The doors opened to the courtroom. The prosecutor and Paula walked out. Paula breathed a sigh of relief. She rolled her eyes back in her head.

“You did good,” the prosecutor whispered to her. Then he said, “Rashida, you’re up next.”

I went inside. I was sworn in. I walked slowly toward the witness stand. For the first time, my nerves nearly got the best of me. I could feel all 24 eyes staring at me from the jury box — people perked up in their seats. I knew that somehow my reputation had preceded me. Everyone wanted to hear my side of the story, the solitary female who’d stood face-to-face with a madman.

The prosecutor asked: “Do you see the man of March 12th in the courtroom today?”

“Yes,” I said.

“Will you point to him?”

“He’s right there.”

“Can you tell me what he is wearing?”

This kind of questioning went on for a while. Once, when I happened to look at the court reporter, she smiled at me.

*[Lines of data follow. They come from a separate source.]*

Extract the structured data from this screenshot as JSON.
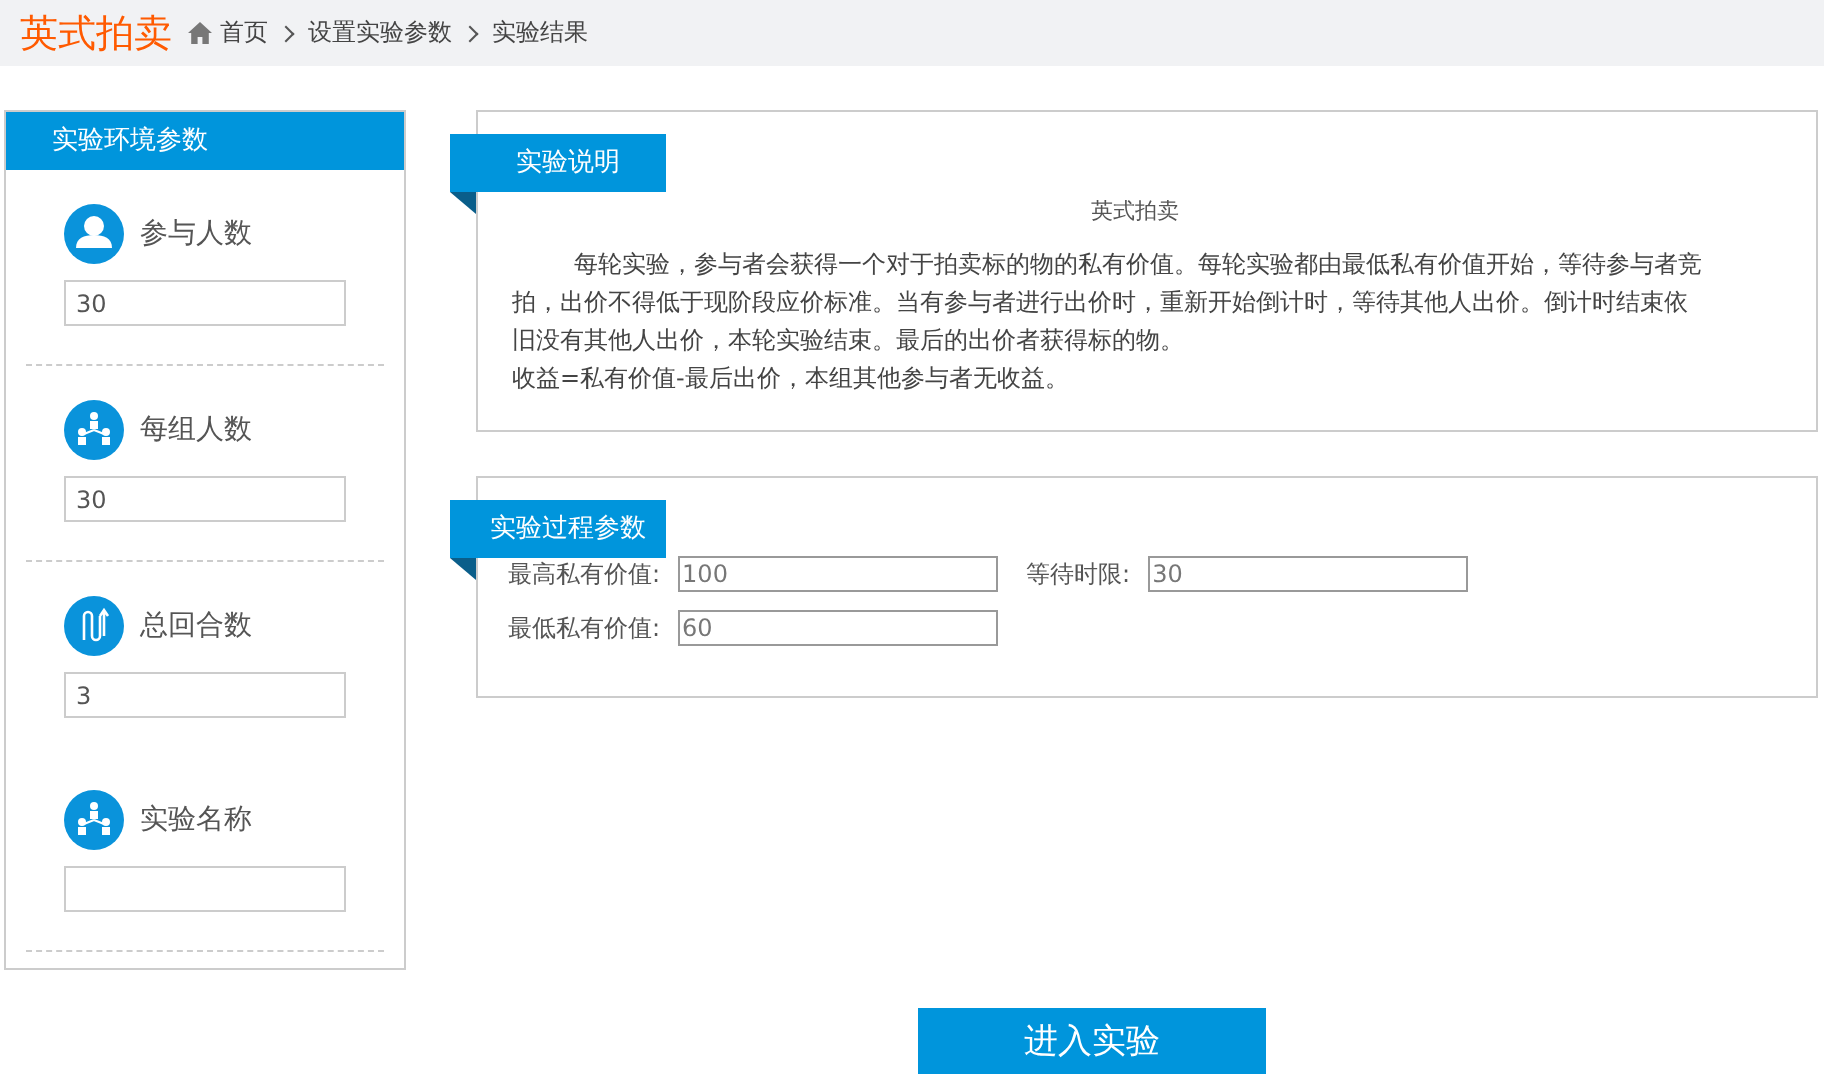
{
  "header": {
    "title": "英式拍卖",
    "breadcrumb": [
      {
        "label": "首页"
      },
      {
        "label": "设置实验参数"
      },
      {
        "label": "实验结果"
      }
    ]
  },
  "sidebar": {
    "title": "实验环境参数",
    "params": [
      {
        "label": "参与人数",
        "kind": "person",
        "value": "30"
      },
      {
        "label": "每组人数",
        "kind": "group",
        "value": "30"
      },
      {
        "label": "总回合数",
        "kind": "clip",
        "value": "3"
      },
      {
        "label": "实验名称",
        "kind": "group"
      }
    ]
  },
  "description": {
    "title": "实验说明",
    "subtitle": "英式拍卖",
    "paragraphs": [
      {
        "text": "每轮实验，参与者会获得一个对于拍卖标的物的私有价值。每轮实验都由最低私有价值开始，等待参与者竞拍，出价不得低于现阶段应价标准。当有参与者进行出价时，重新开始倒计时，等待其他人出价。倒计时结束依旧没有其他人出价，本轮实验结束。最后的出价者获得标的物。",
        "indent": true
      },
      {
        "text": "收益=私有价值-最后出价，本组其他参与者无收益。",
        "indent": false
      }
    ]
  },
  "process": {
    "title": "实验过程参数",
    "rows": [
      [
        {
          "label": "最高私有价值:",
          "value": "100"
        },
        {
          "label": "等待时限:",
          "value": "30"
        }
      ],
      [
        {
          "label": "最低私有价值:",
          "value": "60"
        }
      ]
    ]
  },
  "enter_button": "进入实验"
}
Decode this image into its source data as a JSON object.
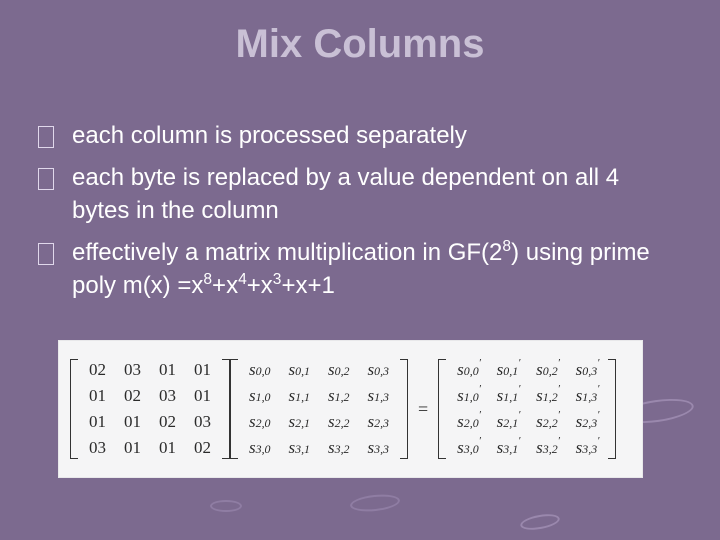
{
  "title": "Mix Columns",
  "bullets": [
    {
      "text": "each column is processed separately"
    },
    {
      "text": "each byte is replaced by a value dependent on all 4 bytes in the column"
    },
    {
      "html": "effectively a matrix multiplication in GF(2<sup>8</sup>) using prime poly m(x) =x<sup>8</sup>+x<sup>4</sup>+x<sup>3</sup>+x+1"
    }
  ],
  "equation": {
    "const_matrix": [
      [
        "02",
        "03",
        "01",
        "01"
      ],
      [
        "01",
        "02",
        "03",
        "01"
      ],
      [
        "01",
        "01",
        "02",
        "03"
      ],
      [
        "03",
        "01",
        "01",
        "02"
      ]
    ],
    "state_matrix_sym": "s",
    "state_rows": 4,
    "state_cols": 4,
    "equals": "=",
    "result_prime": true
  }
}
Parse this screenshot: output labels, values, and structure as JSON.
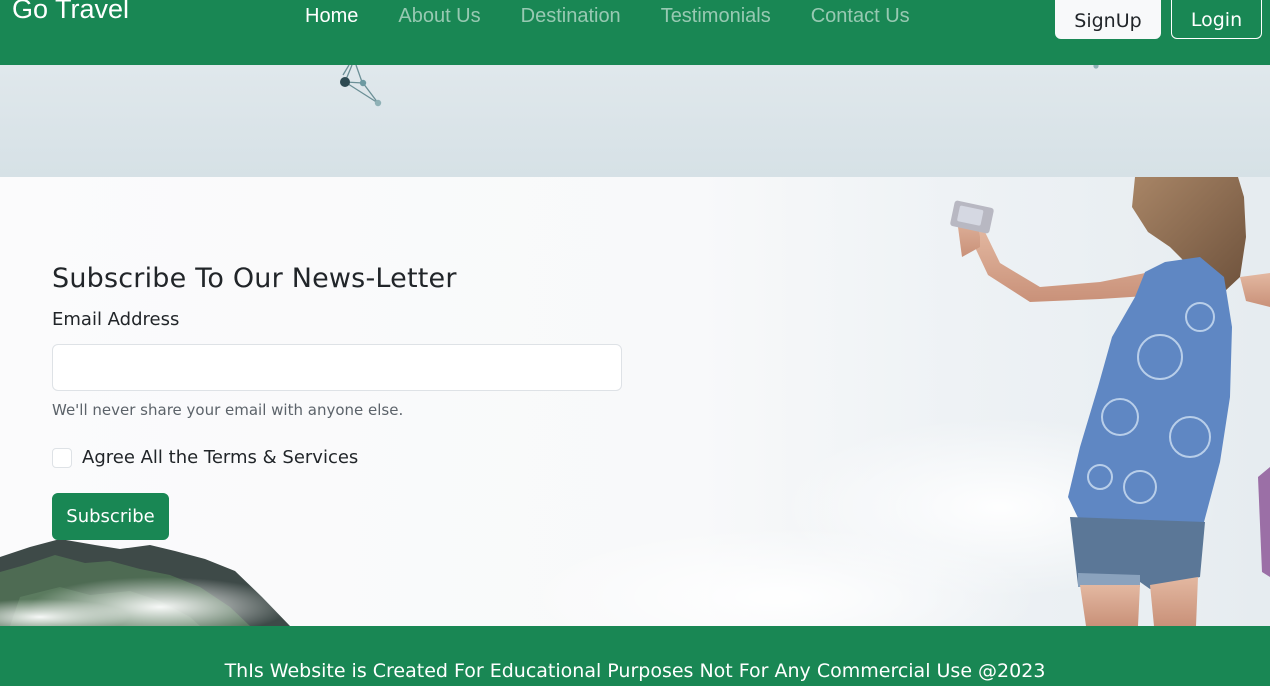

I smiled back, thinking how odd it was that we would share that moment. Maybe it happens all the time.

“Rashida,” said the prosecutor, “on the night of March 12th, you saw a woman who you did not know being beaten by the defendant. You got in between the defendant and the victim, is that right?”

“Yes,” I said.

“Why did you do that?”

“Because she needed help.”

“What did you see that made you think [the victim] needed help?”

That question hit me like a sledgehammer. Until then, I’d been a rock of calm and certainty, but now that night came rushing back.

My eyes were on Rose. I remembered her helplessness — taking blow after blow — and her yells of pain. Everyone in the courtroom went still. I shifted in my seat. I felt tears pushing up. I took a deep breath.

“She was bloody,” I said. “I had never seen so much blood. He kept hitting her. She was yelling, and nobody, nobody, was helping her.”

“Thank you,” said the prosecutor. “No further questions, Your Honor.”

A week later, McLaughlar was convicted on all counts. He faced a maximum sentence of 15 years in prison.

I don’t know if Rose sleeps well at night, but I hope so. Me, I’m doing okay. Yet, sometimes, in the middle of the day, if I see someone who looks like her assailant, I get surges of adrenaline. It’s worse if I see a couple arguing or if I perceive any sort of tension in their relationship.

I say to myself, “God, I hope I don’t have to do this again.”